Lastly, don’t overlook “small” fields with “big” impact. Nominated pharmacy is one: it lives on the Patient as an extension and can hold up to three nominations (community pharmacy, appliance contractor, dispensing doctor). If your referral or portal pathway touches prescriptions, discharge medicines or pharmacy-led services, surfacing and respecting these nominations reduces friction and avoids misroutes. Combined with clear contact preferences, this is the kind of polish that patients notice—and clinicians appreciate—because it shortens the distance between a clinical decision and the thing that needs doing.

Putting it all together

When a referral product and a patient portal both lean on PDS the right way, you get a virtuous cycle:

  • The referral front door uses PDS to nail identity, pull the latest GP registration and verify contact routes.
  • The patient portal exposes those same demographics back to citizens, who can correct and confirm them—subject to appropriate assurance—so communications actually land.
  • Background services listen for PDS/NEMS changes and quietly keep everything in step.
  • Healthcare worker UIs respect sensitivity, supersession and invalidation rules, protecting both patients and staff.
  • Every significant action is auditable to national standards, smoothing onboarding and incident response.

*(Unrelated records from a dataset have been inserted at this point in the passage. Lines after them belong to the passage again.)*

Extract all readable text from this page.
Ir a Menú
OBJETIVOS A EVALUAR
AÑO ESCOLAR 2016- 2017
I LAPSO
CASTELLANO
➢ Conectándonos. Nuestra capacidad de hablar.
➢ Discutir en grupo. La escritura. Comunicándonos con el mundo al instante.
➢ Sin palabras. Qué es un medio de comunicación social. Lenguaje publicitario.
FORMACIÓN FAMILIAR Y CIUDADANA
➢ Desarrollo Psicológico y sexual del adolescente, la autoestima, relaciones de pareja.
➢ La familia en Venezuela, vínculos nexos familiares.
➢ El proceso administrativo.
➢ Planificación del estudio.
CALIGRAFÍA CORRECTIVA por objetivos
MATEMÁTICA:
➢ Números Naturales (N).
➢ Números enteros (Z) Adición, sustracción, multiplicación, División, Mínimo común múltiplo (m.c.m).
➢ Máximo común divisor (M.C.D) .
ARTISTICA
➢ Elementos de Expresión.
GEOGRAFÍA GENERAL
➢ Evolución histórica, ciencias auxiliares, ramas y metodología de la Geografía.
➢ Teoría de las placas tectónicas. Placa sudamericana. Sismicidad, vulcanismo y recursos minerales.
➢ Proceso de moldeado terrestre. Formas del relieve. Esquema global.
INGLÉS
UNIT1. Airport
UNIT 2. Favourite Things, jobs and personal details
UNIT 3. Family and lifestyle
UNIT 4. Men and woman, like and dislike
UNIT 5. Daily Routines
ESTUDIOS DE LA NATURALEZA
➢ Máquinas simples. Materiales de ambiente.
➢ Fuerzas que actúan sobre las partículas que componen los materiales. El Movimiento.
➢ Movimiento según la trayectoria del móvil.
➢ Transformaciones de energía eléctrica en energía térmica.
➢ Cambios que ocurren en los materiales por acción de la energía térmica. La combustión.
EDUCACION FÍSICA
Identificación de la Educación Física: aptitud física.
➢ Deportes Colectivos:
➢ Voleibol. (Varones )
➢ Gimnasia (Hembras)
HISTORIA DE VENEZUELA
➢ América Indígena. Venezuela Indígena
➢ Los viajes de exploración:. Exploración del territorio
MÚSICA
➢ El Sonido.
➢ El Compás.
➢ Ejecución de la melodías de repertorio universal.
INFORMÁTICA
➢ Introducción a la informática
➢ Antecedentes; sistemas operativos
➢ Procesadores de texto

In other words, PDS isn’t just a box to tick for “demographics”—it’s the foundation on which safe, low-friction referral and portal experiences are built. Anchor your identity flows in it, design your UX to its semantics, and wire your platform to respond to its events. Do that, and your digital health product will waste less time on administrative dead-ends and more time on what matters: getting people the care they need, sooner and more reliably.